HyperLoRA: Parameter-Efficient Adaptive Generation for Portrait Synthesis
Mengtian Li, Jinshu Chen, Wanquan Feng, Bingchuan Li, Fei Dai, Songtao Zhao, Qian He
TL;DR
HyperLoRA presents a parameter-efficient, zero-shot approach to personalized portrait synthesis by generating LoRA weights through an adaptive plug-in network. It operating in a low-dimensional linear LoRA space and explicitly decomposes LoRA into a Base-LoRA (background and clothing) and an ID-LoRA (identity) component, enabling strong identity fidelity while maintaining editability. A multi-stage training regime—Base-LoRA warm-up, CLIP-guided ID-LoRA, and ID embedding fine-tuning—minimizes overfitting and leverages frozen encoders (CLIP ViT and AntelopeV2) to preserve realism. Empirical results on a portrait-focused dataset demonstrate that HyperLoRA offers superior fidelity with competitive editability and supports multi-input and interpolation capabilities, all without online fine-tuning, delivering practical zero-shot personalized portrait generation with high realism.
Abstract
Personalized portrait synthesis, essential in domains like social entertainment, has recently made significant progress.
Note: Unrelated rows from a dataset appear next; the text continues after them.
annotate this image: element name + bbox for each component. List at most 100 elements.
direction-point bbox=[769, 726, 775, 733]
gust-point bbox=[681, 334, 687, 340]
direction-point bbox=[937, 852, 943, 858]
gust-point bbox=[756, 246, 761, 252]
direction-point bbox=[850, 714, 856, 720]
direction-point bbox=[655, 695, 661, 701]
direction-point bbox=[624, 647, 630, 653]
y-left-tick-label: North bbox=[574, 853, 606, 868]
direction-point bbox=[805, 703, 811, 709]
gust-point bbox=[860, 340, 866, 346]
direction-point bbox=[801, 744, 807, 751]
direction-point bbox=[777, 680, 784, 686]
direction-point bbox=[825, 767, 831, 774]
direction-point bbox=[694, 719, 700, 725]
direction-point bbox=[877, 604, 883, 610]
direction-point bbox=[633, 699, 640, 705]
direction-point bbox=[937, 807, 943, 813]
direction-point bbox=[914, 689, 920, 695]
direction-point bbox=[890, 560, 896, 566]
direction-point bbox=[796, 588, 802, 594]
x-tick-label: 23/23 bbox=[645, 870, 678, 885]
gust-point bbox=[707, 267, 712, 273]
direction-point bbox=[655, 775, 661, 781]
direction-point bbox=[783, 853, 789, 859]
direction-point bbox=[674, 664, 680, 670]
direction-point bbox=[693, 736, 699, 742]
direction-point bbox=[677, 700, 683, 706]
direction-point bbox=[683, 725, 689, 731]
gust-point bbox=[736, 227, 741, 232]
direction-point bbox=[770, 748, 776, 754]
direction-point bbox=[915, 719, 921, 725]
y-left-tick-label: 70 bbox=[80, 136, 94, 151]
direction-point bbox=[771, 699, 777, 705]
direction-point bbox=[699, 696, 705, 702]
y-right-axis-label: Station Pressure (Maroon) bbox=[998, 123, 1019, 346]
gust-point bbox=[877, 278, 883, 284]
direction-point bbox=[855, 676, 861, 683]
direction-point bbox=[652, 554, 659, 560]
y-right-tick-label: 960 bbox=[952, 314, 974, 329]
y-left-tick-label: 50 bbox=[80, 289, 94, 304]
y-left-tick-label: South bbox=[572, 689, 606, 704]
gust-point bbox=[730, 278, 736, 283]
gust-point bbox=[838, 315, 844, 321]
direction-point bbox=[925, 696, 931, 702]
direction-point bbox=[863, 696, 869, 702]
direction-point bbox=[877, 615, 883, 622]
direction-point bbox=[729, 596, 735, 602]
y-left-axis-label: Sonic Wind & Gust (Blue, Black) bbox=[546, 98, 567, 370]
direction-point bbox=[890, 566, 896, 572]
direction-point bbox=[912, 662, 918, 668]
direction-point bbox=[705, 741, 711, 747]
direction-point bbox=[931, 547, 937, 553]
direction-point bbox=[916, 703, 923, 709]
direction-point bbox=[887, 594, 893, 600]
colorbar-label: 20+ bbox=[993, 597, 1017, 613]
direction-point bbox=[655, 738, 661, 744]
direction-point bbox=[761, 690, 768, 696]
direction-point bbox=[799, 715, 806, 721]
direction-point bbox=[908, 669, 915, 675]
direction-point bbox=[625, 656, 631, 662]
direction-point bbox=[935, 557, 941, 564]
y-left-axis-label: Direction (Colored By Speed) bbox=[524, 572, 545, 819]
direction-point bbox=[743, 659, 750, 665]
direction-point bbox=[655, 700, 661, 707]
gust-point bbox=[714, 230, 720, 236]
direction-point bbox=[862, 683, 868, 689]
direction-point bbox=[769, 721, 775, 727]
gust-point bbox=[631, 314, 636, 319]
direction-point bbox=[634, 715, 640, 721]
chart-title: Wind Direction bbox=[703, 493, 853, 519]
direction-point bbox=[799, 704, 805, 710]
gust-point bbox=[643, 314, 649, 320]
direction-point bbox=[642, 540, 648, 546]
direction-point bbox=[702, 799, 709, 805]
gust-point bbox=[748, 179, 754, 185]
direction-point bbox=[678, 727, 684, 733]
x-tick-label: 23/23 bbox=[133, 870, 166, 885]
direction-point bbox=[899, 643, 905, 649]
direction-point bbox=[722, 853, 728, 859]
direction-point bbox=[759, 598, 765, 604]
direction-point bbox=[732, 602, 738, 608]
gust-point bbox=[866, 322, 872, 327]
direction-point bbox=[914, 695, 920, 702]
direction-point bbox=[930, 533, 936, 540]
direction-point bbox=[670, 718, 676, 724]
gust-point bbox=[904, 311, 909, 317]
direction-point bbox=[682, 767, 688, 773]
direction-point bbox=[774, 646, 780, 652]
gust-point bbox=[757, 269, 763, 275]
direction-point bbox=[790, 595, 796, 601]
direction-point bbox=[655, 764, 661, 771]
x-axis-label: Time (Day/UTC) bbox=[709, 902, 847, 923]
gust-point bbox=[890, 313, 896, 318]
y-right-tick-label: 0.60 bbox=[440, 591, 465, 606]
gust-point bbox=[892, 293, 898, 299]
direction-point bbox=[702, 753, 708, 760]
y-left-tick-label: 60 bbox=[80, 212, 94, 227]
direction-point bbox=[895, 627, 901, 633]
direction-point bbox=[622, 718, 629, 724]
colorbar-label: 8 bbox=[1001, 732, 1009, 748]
Person-wise fine-tuning based methods, such as LoRA and DreamBooth, can produce photorealistic outputs but need training on individual samples, consuming time and resources and posing an unstable risk. Adapter based techniques such as IP-Adapter freeze the foundational model parameters and employ a plug-in architecture to enable zero-shot inference, but they often exhibit a lack of naturalness and authenticity, which are not to be overlooked in portrait synthesis tasks. In this paper, we introduce a parameter-efficient adaptive generation method, namely HyperLoRA, that uses an adaptive plug-in network to generate LoRA weights, merging the superior performance of LoRA with the zero-shot capability of adapter scheme. Through our carefully designed network structure and training strategy, we achieve zero-shot personalized portrait generation (supporting both single and multiple image inputs) with high photorealism, fidelity, and editability.